The Department of Agriculture had reported losses reaching P3.94 billion due to the impacts of this current El Niño. This evidence presents important implications for government policies on climate change adaptation and disaster risk management alongside the long-term agricultural productivity enhancing program. The National Disaster Risk Reduction and Management Council also reiterated that dry spells, dry conditions, and drought caused by El Niño pose threats to the country’s water supply, agriculture, electricity, health, and public safety, which are already felt by communities across the country. In addition, a recent report from the Institute for Climate and Sustainable Cities warned of power supply shortages from April to June this year, as El Niño threatens the capacity of the country’s hydroelectric power plants.

Reducing climate-related loss and damage (L&D) is an urgent action continuously discussed in climate negotiations.

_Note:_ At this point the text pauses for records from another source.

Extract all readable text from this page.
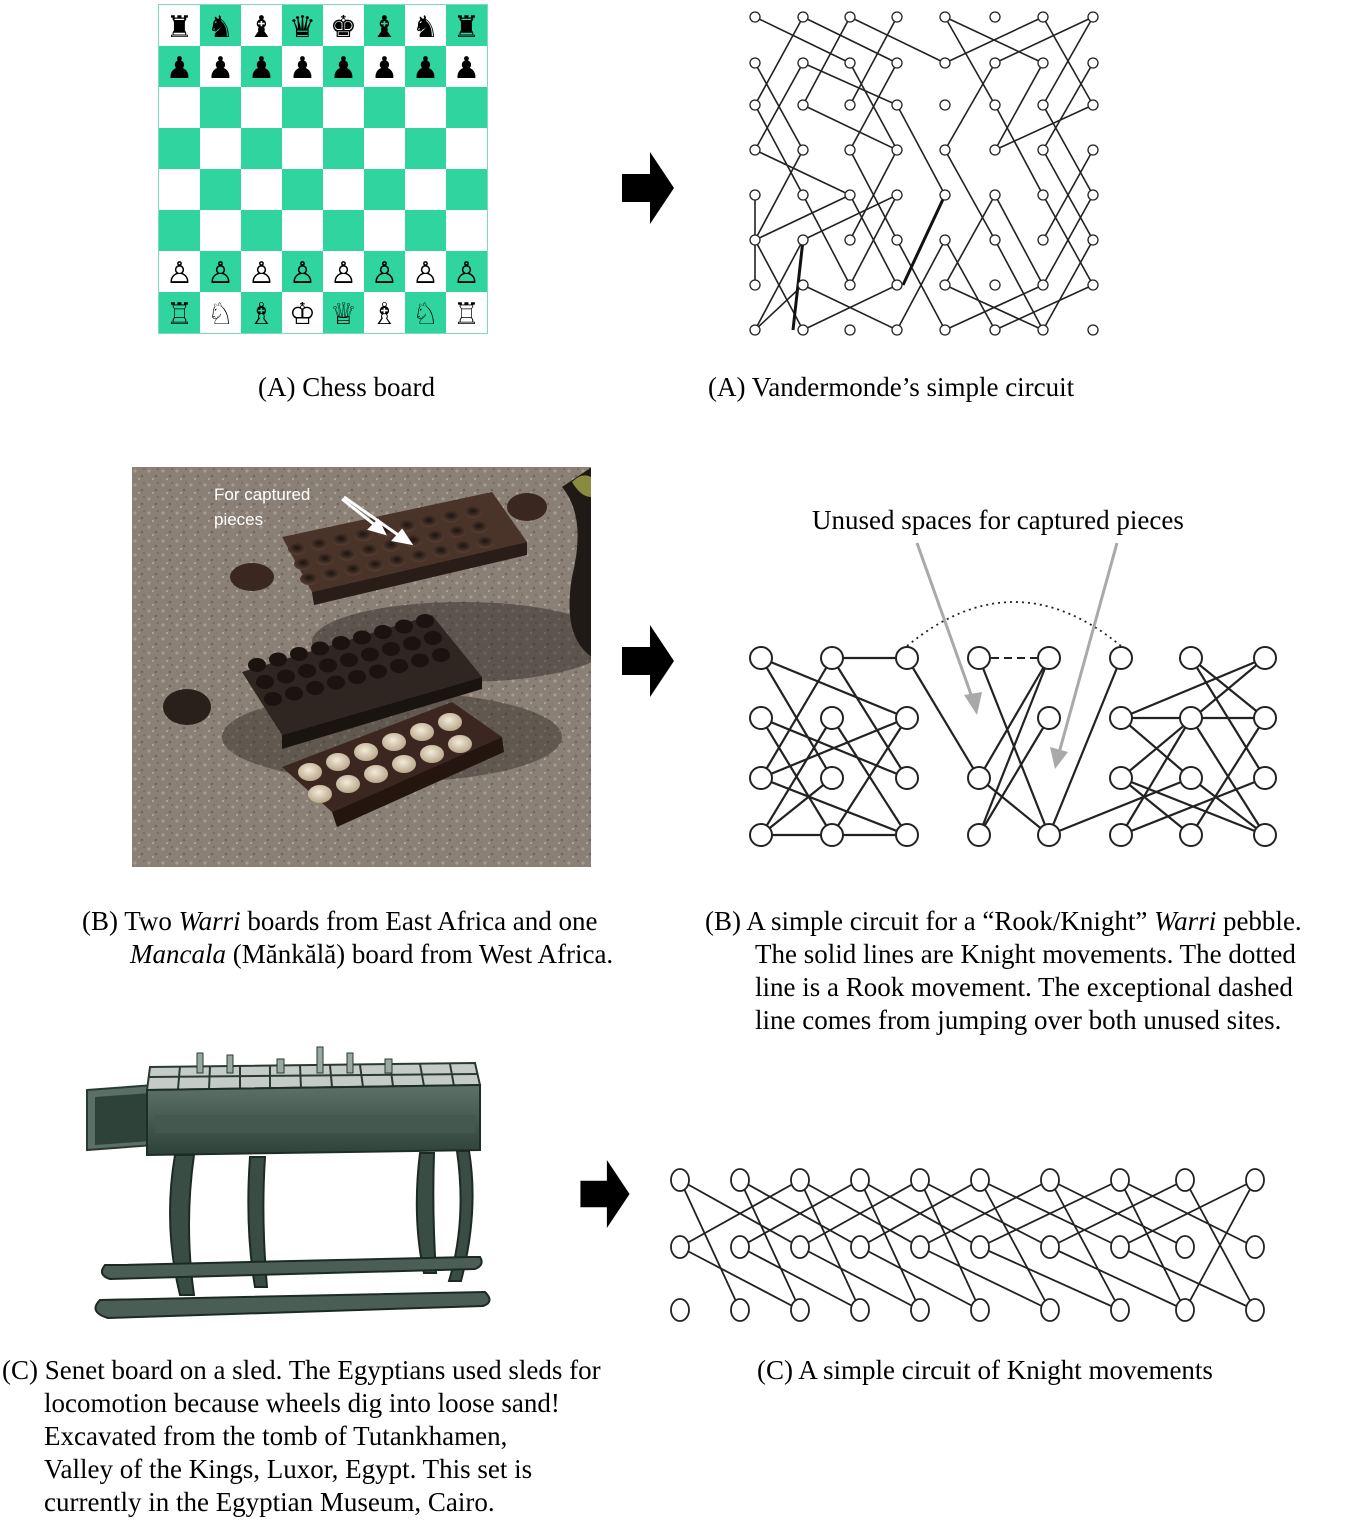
♜ ♞ ♝ ♛ ♚ ♝ ♞ ♜
♟ ♟ ♟ ♟ ♟ ♟ ♟ ♟
♙ ♙ ♙ ♙ ♙ ♙ ♙ ♙
♖ ♘ ♗ ♔ ♕ ♗ ♘ ♖
(A) Chess board	(A) Vandermonde’s simple circuit
For captured
pieces	Unused spaces for captured pieces
(B) Two Warri boards from East Africa and one
Mancala (Mănkălă) board from West Africa.
(B) A simple circuit for a “Rook/Knight” Warri pebble.
The solid lines are Knight movements. The dotted
line is a Rook movement. The exceptional dashed
line comes from jumping over both unused sites.
(C) Senet board on a sled. The Egyptians used sleds for
locomotion because wheels dig into loose sand!
Excavated from the tomb of Tutankhamen,
Valley of the Kings, Luxor, Egypt. This set is
currently in the Egyptian Museum, Cairo.
(C) A simple circuit of Knight movements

The Philippines has secured seats in two L&D-related climate finance mechanisms: the Global Shield Against Climate Risk, jointly established by the Group of Seven countries and the Vulnerable 20 Group of Finance Ministers; and the recently established Loss and Damage Fund of the United Nations. Both mechanisms provide developing countries with funding to address economic and noneconomic loss and damage due to the impacts of slow onset and extreme weather events. These funds aim to support adaptation strategies through pre-arranged protection, such as risk insurance mechanisms, grants, or concessional financing. Blending these innovative mechanisms with existing climate finance and national and local funding can help countries like the Philippines address potential climate impacts.

Climate-related policies and programs in the country are well-crafted and can complement international policy mechanisms, although criticized for their siloed approaches. By adapting to the changing response measures needed to address current and emerging issues, climate policies and programs should complement other areas such as sustainable development and humanitarian emergency management especially when contextualized, at the socioeconomic level. We have to look at climate action holistically, breaking the perceived siloed approaches.